A remarkable religious Romanesque building is the Round Church (Rotunda) in the Castle of Tomar, which was built in the second half of the 12th century by the Templar Knights. The church is a round structure with a central arched octagon, and was probably modelled after the Dome of the Rock in Jerusalem, which was mistakenly believed by the crusaders to be a remnant of the Temple of Solomon. The Church of the Holy Sepulchre of Jerusalem may also have served as model.

Castles

The troubled times of the Portuguese Reconquista meant that many castles had to be built to protect villages from Moor and Castilian attacks. King Afonso Henriques sponsored the building of many fortifications (often transforming Moorish castles such as Lisbon Castle) and granted land to Military Orders – specially the Templar Knights and the Knights Hospitallers – who became responsible for the defence of borders and villages.
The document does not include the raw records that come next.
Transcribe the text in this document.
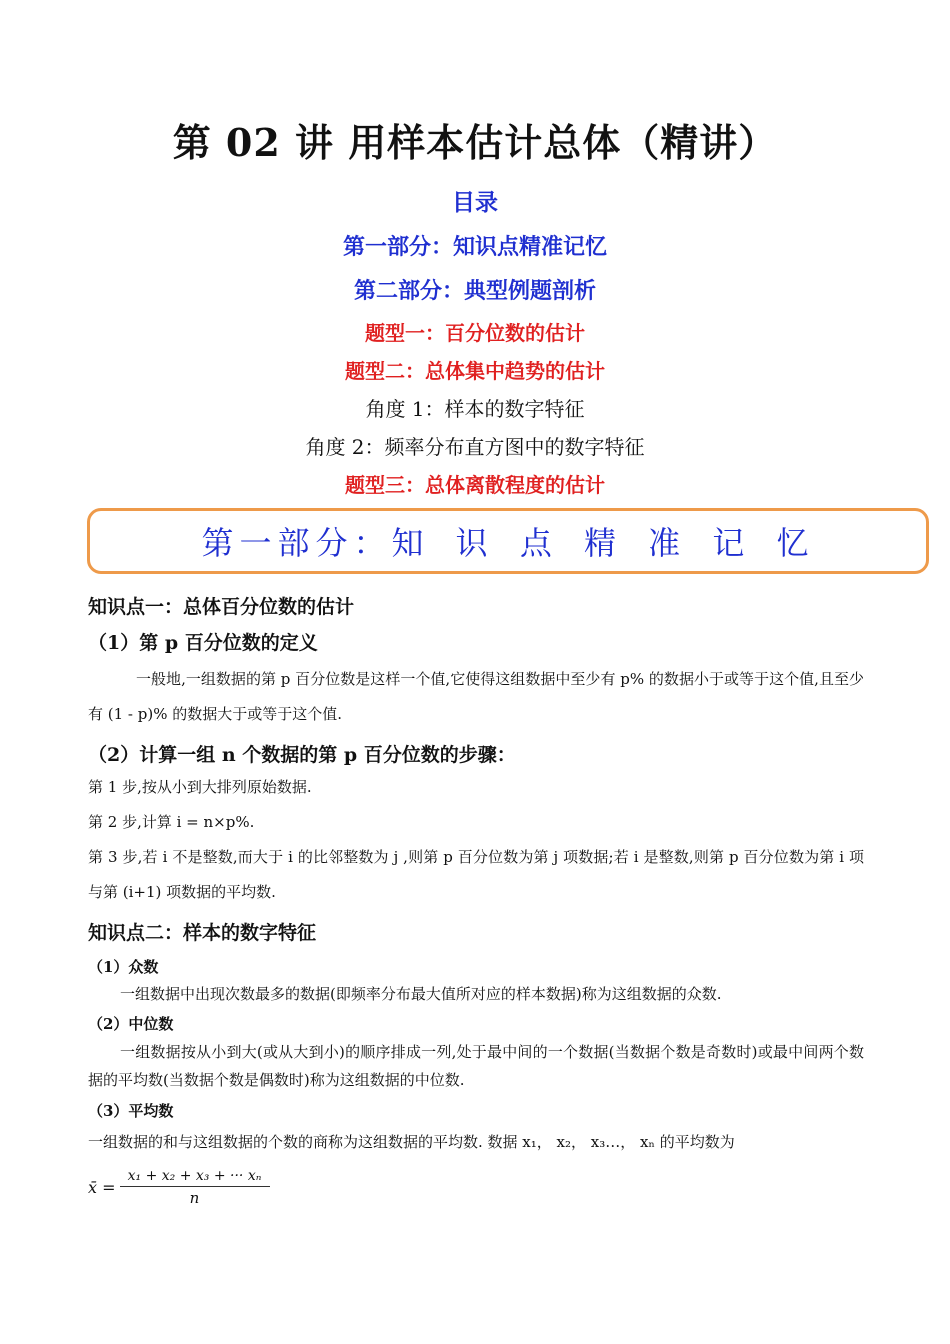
第 02 讲 用样本估计总体（精讲）
目录
第一部分：知识点精准记忆
第二部分：典型例题剖析
题型一：百分位数的估计
题型二：总体集中趋势的估计
角度 1：样本的数字特征
角度 2：频率分布直方图中的数字特征
题型三：总体离散程度的估计
第一部分：知 识 点 精 准 记 忆
知识点一：总体百分位数的估计
（1）第 p 百分位数的定义
一般地,一组数据的第 p 百分位数是这样一个值,它使得这组数据中至少有 p% 的数据小于或等于这个值,且至少有 (1 - p)% 的数据大于或等于这个值.
（2）计算一组 n 个数据的第 p 百分位数的步骤：
第 1 步,按从小到大排列原始数据.
第 2 步,计算 i = n×p%.
第 3 步,若 i 不是整数,而大于 i 的比邻整数为 j ,则第 p 百分位数为第 j 项数据;若 i 是整数,则第 p 百分位数为第 i 项与第 (i+1) 项数据的平均数.
知识点二：样本的数字特征
（1）众数
一组数据中出现次数最多的数据(即频率分布最大值所对应的样本数据)称为这组数据的众数.
（2）中位数
一组数据按从小到大(或从大到小)的顺序排成一列,处于最中间的一个数据(当数据个数是奇数时)或最中间两个数据的平均数(当数据个数是偶数时)称为这组数据的中位数.
（3）平均数
一组数据的和与这组数据的个数的商称为这组数据的平均数. 数据 x₁， x₂， x₃…， xₙ 的平均数为
x̄ =
x₁ + x₂ + x₃ + ··· xₙ
n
The Templar Knights built several fortresses along the line of the Tagus river, like the castles of Pombal, Tomar and Belver and Almourol. They are credited as having introduced the keep to Portuguese military architecture.

Gothic period

Batalha Monastery, built by John I of Portugal to commemorate the end of the 1383–1385 Portuguese interregnum.
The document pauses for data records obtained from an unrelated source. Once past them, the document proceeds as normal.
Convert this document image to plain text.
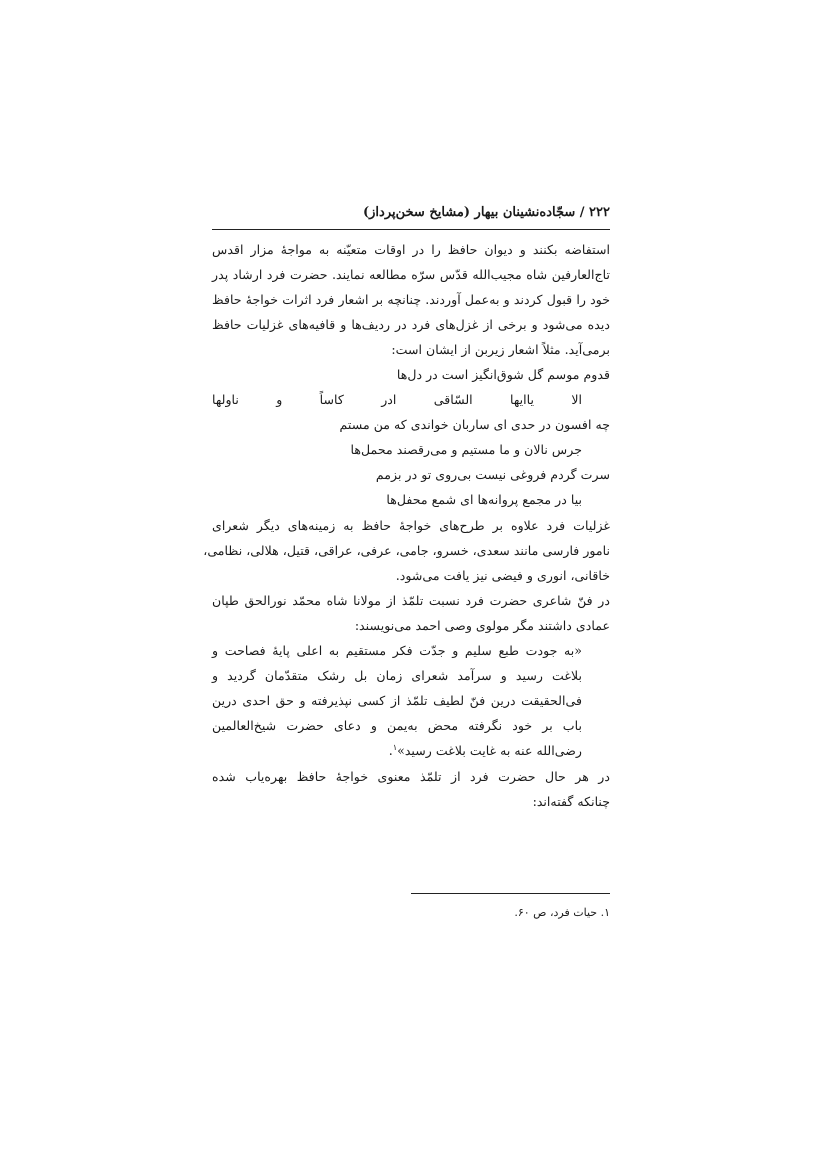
۲۲۲ / سجّاده‌نشینان بیهار (مشایخ سخن‌پرداز)
استفاضه بکنند و دیوان حافظ را در اوقات متعیّنه به مواجهٔ مزار اقدس
تاج‌العارفین شاه مجیب‌الله قدّس سرّه مطالعه نمایند. حضرت فرد ارشاد پدر
خود را قبول کردند و به‌عمل آوردند. چنانچه بر اشعار فرد اثرات خواجهٔ حافظ
دیده می‌شود و برخی از غزل‌های فرد در ردیف‌ها و قافیه‌های غزلیات حافظ
برمی‌آید. مثلاً اشعار زیربن از ایشان است:
قدوم موسم گل شوق‌انگیز است در دل‌ها
الا یاایها السّاقی ادر کاساً و ناولها
چه افسون در حدی ای ساربان خواندی که من مستم
جرس نالان و ما مستیم و می‌رقصند محمل‌ها
سرت گردم فروغی نیست بی‌روی تو در بزمم
بیا در مجمع پروانه‌ها ای شمع محفل‌ها
غزلیات فرد علاوه بر طرح‌های خواجهٔ حافظ به زمینه‌های دیگر شعرای
نامور فارسی مانند سعدی، خسرو، جامی، عرفی، عراقی، قتیل، هلالی، نظامی،
خاقانی، انوری و فیضی نیز یافت می‌شود.
در فنّ شاعری حضرت فرد نسبت تلمّذ از مولانا شاه محمّد نورالحق طپان
عمادی داشتند مگر مولوی وصی احمد می‌نویسند:
«به جودت طبع سلیم و جدّت فکر مستقیم به اعلی پایهٔ فصاحت و
بلاغت رسید و سرآمد شعرای زمان بل رشک متقدّمان گردید و
فی‌الحقیقت درین فنّ لطیف تلمّذ از کسی نپذیرفته و حق احدی درین
باب بر خود نگرفته محض به‌یمن و دعای حضرت شیخ‌العالمین
رضی‌الله عنه به غایت بلاغت رسید»$^۱$.
در هر حال حضرت فرد از تلمّذ معنوی خواجهٔ حافظ بهره‌یاب شده
چنانکه گفته‌اند:
۱. حیات فرد، ص ۶۰.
Gothic architecture was brought to Portugal by the Cistercian Order. The first fully Gothic building in Portugal is the church of the Monastery of Alcobaça, a magnificent example of the clear and simple architectural forms favoured by the Cistercians. The church was built between 1178 and 1252 in three phases, and seems inspired by the Abbey of Clairvaux, in the Champagne. Its three aisles are very tall and slender, giving an exceptional impression of height. The whole church is covered by rib vaulting and the main chapel has an ambulatory and a series of radiant chapels. The vault of the ambulatory is externally supported by flying buttresses, typical features of Gothic architecture and a novelty at the time in Portugal.

After the foundation of Alcobaça, the Gothic style was chiefly disseminated by mendicant orders (mainly Franciscan, Augustinians and Dominicans). Along the 13th and 14th centuries, several convents were founded in urban centres, important examples of which can be found in Oporto (São Francisco Church), Coimbra (Monastery of Santa Clara-a-Velha), Guimarães (São Francisco, São Domingos), Santarém (São Francisco, Santa Clara), Elvas (São Domingos), Lisbon (ruins of Carmo Convent) and many other places. Mendicant Gothic churches usually had a three-aisled nave covered with wooden roof and an apse with three chapels covered with rib vaulting. These churches also lacked towers and were mostly devoid of architectural decoration, in tone with mendicant ideals. Mendicant Gothic was also adopted in several parish churches built all over the country, for instance in Sintra (Santa Maria), Mafra, Lourinhã and Loulé.

Évora Cathedral, in the Alentejo, largely built from 1184-1380.

Many of the Romanesque cathedrals were modernised with Gothic elements. Thus, the Romanesque nave of Oporto Cathedral is supported by flying buttresses, one of the first built in Portugal (early 13th century). The apse of Lisbon Cathedral was totally remodelled in the first half of the 14th century, when it gained a Gothic ambulatory illuminated by a clerestory (high row of windows on the upper storey). The ambulatory has a series of radiant chapels illuminated with large windows, contrasting with the dark Romanesque nave of the cathedral.